This week focused on creature animation and continuing the Dialogue Shot assignment. On Thursday, we started the Group Assignment: Creature Study, where we had to choose an animal topic and research it from an animation point of view. The aim was not just to collect random facts, but to study details that would actually help with animation, such as how the creature moves, behaves, turns, speeds up, slows down, and how its anatomy affects the movement.
For my creature study, I chose fish. We focused mainly on locomotion, especially fins and gills movement, and how fish speed up, slow down and turn in water. We also looked at how timing can change depending on the species. This was useful because fish movement is not only about the tail moving side to side. The fins, body, gills and direction changes all work together to make the motion feel natural.

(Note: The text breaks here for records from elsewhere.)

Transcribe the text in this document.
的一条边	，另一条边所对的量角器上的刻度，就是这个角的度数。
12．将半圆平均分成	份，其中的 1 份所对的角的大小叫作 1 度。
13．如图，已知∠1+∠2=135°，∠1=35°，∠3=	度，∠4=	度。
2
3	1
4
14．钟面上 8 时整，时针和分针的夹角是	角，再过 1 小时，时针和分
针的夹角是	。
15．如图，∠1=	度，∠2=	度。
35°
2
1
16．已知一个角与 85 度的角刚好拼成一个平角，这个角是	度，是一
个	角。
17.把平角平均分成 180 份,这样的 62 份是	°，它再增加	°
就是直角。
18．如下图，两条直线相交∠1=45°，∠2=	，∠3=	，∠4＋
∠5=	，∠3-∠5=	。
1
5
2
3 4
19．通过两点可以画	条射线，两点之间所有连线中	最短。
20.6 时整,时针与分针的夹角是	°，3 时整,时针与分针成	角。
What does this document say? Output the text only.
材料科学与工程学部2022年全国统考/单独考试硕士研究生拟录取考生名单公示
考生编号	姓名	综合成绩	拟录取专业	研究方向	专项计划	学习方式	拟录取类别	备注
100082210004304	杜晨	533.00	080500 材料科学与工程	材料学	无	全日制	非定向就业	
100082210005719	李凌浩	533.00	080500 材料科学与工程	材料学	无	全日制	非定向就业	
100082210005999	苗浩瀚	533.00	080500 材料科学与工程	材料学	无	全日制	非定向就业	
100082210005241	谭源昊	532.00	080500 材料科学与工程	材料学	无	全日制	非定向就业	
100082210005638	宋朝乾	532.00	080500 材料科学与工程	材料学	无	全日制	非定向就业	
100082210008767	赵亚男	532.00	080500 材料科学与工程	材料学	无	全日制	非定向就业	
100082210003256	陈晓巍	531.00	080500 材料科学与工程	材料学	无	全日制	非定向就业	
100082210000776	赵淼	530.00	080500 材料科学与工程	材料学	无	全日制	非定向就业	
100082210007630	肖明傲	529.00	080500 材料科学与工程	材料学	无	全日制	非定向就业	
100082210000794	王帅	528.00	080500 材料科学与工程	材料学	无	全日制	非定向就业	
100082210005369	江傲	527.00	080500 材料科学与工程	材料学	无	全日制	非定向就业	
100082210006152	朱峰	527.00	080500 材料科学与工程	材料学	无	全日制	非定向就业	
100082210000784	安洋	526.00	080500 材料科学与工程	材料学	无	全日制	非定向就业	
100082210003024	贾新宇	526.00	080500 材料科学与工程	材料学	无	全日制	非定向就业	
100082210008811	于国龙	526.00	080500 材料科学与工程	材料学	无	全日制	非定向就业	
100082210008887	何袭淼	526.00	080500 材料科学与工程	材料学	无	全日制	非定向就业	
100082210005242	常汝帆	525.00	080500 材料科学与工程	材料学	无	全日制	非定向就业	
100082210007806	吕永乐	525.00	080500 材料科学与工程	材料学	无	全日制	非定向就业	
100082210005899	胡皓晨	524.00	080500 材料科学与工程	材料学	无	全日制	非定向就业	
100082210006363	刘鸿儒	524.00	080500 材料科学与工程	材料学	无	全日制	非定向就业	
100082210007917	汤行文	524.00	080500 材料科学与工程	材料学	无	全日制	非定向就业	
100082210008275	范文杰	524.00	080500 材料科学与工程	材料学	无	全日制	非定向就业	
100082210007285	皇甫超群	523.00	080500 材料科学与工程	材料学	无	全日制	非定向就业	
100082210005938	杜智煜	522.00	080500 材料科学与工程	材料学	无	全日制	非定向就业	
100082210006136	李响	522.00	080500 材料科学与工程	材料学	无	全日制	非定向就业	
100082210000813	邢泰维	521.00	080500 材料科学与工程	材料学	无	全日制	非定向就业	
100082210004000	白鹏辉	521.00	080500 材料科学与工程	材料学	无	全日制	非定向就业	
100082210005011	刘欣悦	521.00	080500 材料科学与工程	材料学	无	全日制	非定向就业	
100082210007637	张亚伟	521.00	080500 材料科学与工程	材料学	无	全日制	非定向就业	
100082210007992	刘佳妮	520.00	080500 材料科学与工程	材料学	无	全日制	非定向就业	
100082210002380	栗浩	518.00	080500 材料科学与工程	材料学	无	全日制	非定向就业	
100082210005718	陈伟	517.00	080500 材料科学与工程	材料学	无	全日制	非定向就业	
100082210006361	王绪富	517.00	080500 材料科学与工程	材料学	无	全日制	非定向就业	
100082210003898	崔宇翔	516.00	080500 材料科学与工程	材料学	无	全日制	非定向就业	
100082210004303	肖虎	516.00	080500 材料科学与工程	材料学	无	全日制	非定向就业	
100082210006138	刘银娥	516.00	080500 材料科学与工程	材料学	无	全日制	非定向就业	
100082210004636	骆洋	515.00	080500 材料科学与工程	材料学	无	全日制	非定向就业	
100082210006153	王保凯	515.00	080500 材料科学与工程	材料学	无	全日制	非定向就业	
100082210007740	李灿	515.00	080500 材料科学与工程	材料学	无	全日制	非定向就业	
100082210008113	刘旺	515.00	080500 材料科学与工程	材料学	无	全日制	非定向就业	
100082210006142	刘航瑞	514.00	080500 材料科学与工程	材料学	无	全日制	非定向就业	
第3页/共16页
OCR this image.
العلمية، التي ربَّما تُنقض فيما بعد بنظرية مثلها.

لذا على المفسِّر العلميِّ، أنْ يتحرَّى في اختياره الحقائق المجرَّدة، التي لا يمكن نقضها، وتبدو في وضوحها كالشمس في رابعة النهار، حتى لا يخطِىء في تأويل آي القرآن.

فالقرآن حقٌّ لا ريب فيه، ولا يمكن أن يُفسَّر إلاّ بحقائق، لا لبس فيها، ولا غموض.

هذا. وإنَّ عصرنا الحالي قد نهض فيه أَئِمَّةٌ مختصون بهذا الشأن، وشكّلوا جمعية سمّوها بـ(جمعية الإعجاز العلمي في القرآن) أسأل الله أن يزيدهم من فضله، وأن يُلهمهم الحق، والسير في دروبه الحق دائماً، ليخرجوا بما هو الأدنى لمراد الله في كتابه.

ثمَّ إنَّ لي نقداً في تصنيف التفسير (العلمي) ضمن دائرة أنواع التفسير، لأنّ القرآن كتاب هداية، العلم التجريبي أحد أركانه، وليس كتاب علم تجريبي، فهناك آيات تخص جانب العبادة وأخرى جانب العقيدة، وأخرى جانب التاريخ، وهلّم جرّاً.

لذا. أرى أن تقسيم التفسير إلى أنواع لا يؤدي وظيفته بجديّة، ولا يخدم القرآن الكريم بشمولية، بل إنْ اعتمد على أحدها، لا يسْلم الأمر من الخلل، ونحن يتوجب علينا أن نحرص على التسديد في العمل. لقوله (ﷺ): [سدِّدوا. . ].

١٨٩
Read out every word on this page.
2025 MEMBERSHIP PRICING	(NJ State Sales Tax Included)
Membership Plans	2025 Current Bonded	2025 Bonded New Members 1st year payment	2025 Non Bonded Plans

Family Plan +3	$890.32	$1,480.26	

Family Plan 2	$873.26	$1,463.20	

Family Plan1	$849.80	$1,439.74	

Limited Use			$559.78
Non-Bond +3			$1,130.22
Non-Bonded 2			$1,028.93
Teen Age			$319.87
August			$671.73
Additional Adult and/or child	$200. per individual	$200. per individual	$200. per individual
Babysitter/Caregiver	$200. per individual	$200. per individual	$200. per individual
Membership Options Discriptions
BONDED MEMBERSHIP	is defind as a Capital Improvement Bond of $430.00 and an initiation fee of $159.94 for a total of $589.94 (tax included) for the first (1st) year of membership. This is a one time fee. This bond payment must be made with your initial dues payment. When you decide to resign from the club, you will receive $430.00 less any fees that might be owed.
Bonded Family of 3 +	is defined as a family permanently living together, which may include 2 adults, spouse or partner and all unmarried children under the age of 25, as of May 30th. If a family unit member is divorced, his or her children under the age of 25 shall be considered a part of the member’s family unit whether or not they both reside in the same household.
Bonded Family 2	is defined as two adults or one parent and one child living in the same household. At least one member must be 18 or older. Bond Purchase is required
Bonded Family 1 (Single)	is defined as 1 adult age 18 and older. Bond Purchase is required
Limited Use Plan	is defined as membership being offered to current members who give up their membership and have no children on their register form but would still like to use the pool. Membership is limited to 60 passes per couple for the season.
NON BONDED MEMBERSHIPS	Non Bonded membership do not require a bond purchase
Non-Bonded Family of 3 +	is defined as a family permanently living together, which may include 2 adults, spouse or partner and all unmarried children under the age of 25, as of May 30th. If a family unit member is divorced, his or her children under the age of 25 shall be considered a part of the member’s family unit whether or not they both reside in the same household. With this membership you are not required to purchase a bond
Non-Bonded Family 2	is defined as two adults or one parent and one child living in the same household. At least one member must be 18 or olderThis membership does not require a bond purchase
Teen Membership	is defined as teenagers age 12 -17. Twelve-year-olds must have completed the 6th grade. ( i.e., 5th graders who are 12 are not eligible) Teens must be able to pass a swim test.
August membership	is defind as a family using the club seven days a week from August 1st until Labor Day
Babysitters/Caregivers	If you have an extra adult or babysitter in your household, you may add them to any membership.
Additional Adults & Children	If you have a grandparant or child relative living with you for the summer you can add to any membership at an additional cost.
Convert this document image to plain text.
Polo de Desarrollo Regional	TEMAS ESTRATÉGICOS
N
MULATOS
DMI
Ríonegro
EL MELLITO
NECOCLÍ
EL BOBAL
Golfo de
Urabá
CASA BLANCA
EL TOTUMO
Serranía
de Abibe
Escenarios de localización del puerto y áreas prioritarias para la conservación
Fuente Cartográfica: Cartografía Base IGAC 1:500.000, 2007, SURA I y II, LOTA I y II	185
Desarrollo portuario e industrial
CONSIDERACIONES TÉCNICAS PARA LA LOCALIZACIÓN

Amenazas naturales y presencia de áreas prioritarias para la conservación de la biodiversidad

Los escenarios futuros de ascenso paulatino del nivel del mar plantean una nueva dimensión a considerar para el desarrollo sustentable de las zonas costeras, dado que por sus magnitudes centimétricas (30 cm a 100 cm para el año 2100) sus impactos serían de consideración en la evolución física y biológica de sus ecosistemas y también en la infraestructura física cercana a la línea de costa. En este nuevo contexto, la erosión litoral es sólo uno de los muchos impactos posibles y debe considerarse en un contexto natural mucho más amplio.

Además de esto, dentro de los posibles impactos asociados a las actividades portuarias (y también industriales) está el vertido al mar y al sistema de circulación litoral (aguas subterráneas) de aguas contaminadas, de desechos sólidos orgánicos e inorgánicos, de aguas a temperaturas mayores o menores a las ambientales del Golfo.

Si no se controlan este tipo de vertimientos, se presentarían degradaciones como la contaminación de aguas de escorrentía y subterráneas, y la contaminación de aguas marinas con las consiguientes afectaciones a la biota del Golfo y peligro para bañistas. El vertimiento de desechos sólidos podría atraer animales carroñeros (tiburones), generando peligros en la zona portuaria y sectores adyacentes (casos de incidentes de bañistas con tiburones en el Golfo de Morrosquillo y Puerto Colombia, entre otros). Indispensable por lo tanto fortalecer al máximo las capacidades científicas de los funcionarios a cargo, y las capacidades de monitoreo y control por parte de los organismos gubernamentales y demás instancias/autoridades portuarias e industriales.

The creature animation lecture helped explain the process of studying animals before animating them. We were encouraged to collect a lot of video reference, build a reference library from different angles, and study the creature before trying to animate it. The lecture also explained that creature locomotion depends on understanding anatomy and movement patterns, even if we do not need to become anatomy experts.
Even though many examples in the lecture focused on quadrupeds, the same idea still applies to fish. Instead of studying legs and gaits, I had to think about the body curve, rhythm, fins, tail and how the motion travels through the body. For fish, the spine/body curve is especially important because the movement often flows from the front of the body towards the tail, with the fins helping with balance, steering and subtle adjustments.
On Friday, we continued with the Dialogue Shot – Blocking Plus assignment. At this stage, the shot had to move beyond rough blocking and become clearer in terms of timing, acting and facial performance. Since this is a dialogue shot, the main focus is not just body movement, but how the body, face and mouth shapes support the character’s intention.
We also had Lip Sync Demo & Tutorials available as support. These tutorials were useful because they reminded us to use reference, even if it is just a mirror, to check mouth shapes. This connected back to the lip sync lesson from the previous week, where we learned to animate the sounds rather than the written words.